The macros are perfectly legal and they are a lot faster.
Please define "a lot". Or rather, take your time and benchmark console with the macro and without it, measure the difference and tell me. I haven't done that, admittedly, but just from your gut, what would you expect? 10% speed improvement? Not seriously. My gut feeling is: Below the statistical error. Way below. Don't waste your time in details.
Is it better coding practice to use slower code for little if any benefit?
Compatibility? Readability? Maintainability? Actually, that's quite worth something. What I do not like about macros is that they require knowledge of the implementation details to work. In other words, they expose the internal structure you are manipulating to the compiler, making it impossible to change that without recompiling the code. Again, admittedly, it's already too late for graphics to fix that, graphics is all over with code that exposes internal interfaces where it should not, but please! can we avoid this problem in future code somehow? There are interface functions, and here we have a perfectly fine "setter" function for an internal property. It's good practice to use that.
Your newest layers.library still uses the Forbid/Permit macros in most places instead of the function calls.
No. Actually, in one single place, and that was replaced by a semaphore in Os 4 anyhow (by Olsen). Again, you're looking at the details and not at the problem. The problem that is solved here (in the function using the Forbid()-locking) is creating a layer-info global stack of cliprects, thus avoiding a wasteful memory allocation, and hence avoiding memory fragmentation whenever possible. That makes a difference, though probably not for layers directly. Ideally, this could be a semaphore, but given that only a single pointer linkage requires protection, this might arguably an overshoot. The real reason why there is no semaphore is that back then I didn't know where to put that semaphore. It should be a layerinfo-relative semaphore (since that's where the cliprects belong to), but there is no room in the layerinfo anymore. It could be a global semaphore, but that means that one layer info can lock out another layer info, same as with forbid-locking. So there is not really a clear advantage of semaphores here either.
Also, some of your layers.library function calls go through the LVO and some use a regular BSR instruction. It looks pretty inconsistent to me.
That depends on the function, and is pretty much a choice the original designers of layers took (mostly). Given that layers is patched over by many places, it's not a good idea to mess with that overly. If you have a patch on top of a layer function, you'd probably better make sure to know when precisely that is called, and the patch - in some cases - should not be called for internal functioning of layers. Again, I outright admit that I do not understand the logic by which layers does or does not call through its external interface, but given that patches and programs may depend on exactly the choices that have been taken by our ancestors (ehem), it should probably stay that way.

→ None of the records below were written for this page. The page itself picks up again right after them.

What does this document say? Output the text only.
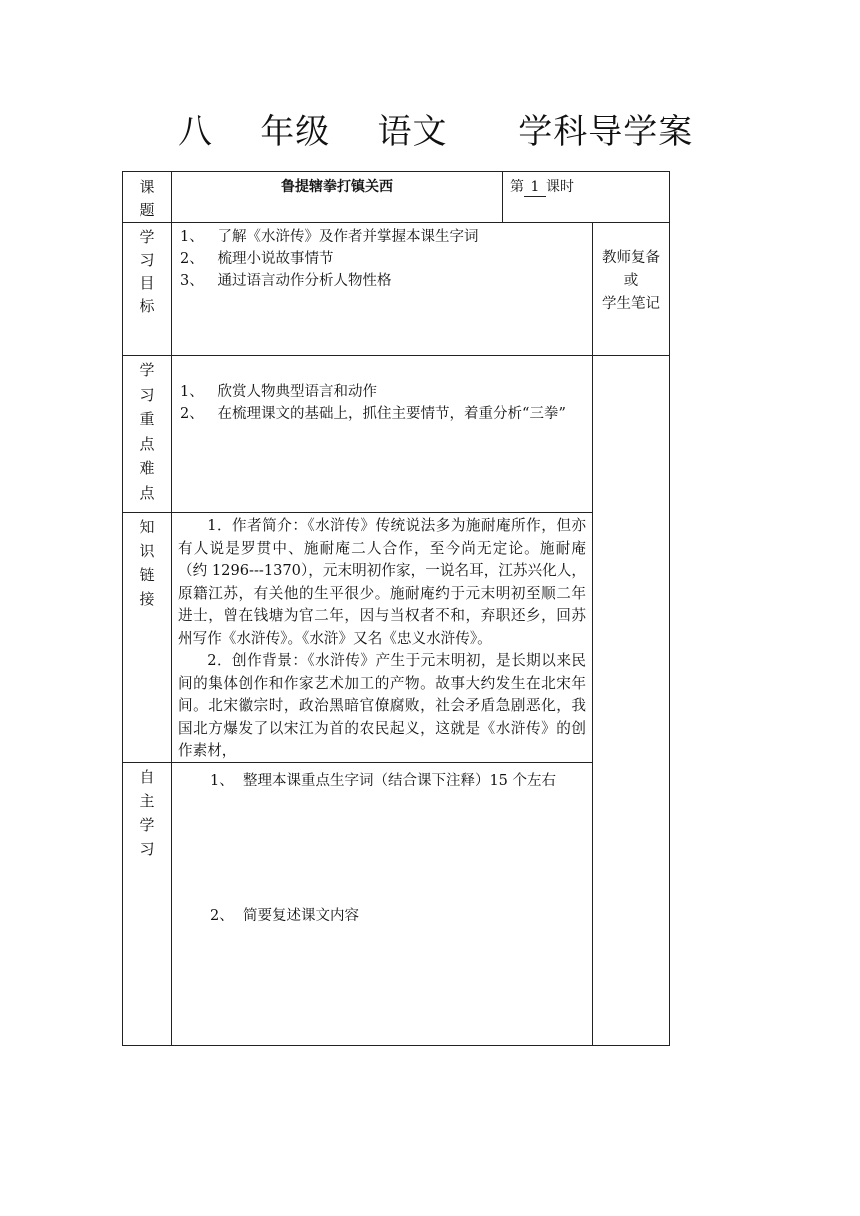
八    年级    语文      学科导学案
课
题
鲁提辖拳打镇关西	第 1 课时
学
习
目
标
1、   了解《水浒传》及作者并掌握本课生字词
2、   梳理小说故事情节
3、   通过语言动作分析人物性格
教师复备
或
学生笔记
学
习
重
点
难
点
1、   欣赏人物典型语言和动作
2、   在梳理课文的基础上，抓住主要情节，着重分析“三拳”
知
识
链
接

1．作者简介：《水浒传》传统说法多为施耐庵所作，但亦有人说是罗贯中、施耐庵二人合作，至今尚无定论。施耐庵（约 1296---1370），元末明初作家，一说名耳，江苏兴化人，原籍江苏，有关他的生平很少。施耐庵约于元末明初至顺二年进士，曾在钱塘为官二年，因与当权者不和，弃职还乡，回苏州写作《水浒传》。《水浒》又名《忠义水浒传》。

2．创作背景：《水浒传》产生于元末明初，是长期以来民间的集体创作和作家艺术加工的产物。故事大约发生在北宋年间。北宋徽宗时，政治黑暗官僚腐败，社会矛盾急剧恶化，我国北方爆发了以宋江为首的农民起义，这就是《水浒传》的创作素材，

自
主
学
习
1、  整理本课重点生字词（结合课下注释）15 个左右
2、  简要复述课文内容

A couple of functions aren't going to make much of a difference. I just found it funny that the example wasn't consistent with the article comments. It is also funny that the 68k AmigaOS with all its optimizing for space really wasn't so well optimized from their example either.
No, it's not a particularly good example. Or rather, it wasn't made quite clear by the article why that choice was a good choice and helped making console better. From a software design perspective, it *might* have been a good example, but it would have been an even better example to explain why that function call should be removed in first place.
Yea, but you wouldn't have removed the call because the code is working. I know you too well. Making the safe optimizations to gain what I could while leaving planar support intact sounds pretty good to me. It would be better if the code was in C with the programmer using the macros and the compiler doing the optimizations though.
Maybe I've done too much C++, but I wouldn't pick macros if there is a call interface. Macros are fine for internal interfaces, really. But for something you expose to the global world, they are a particularly bad choice. Again, too late for poor gfx anyhow.
Not likely faster. Not likely at all. Better is debatable.
"Better" requires a metric you measure quality with (oh boy, I'm again talking as if in a JPEG meeting again, same problem all over!). "Running speed" and "code size" are two of them, but not necessarily the most important ones. Something I did not understand back then either, again admittedly. But if you want to maintain code over a longer period of time, and want to update it if you need to, you'd better make sure that you have robust interfaces and a well-documented code, and code that speaks for itself. Assembler doesn't quite fit into this picture, and macros neither.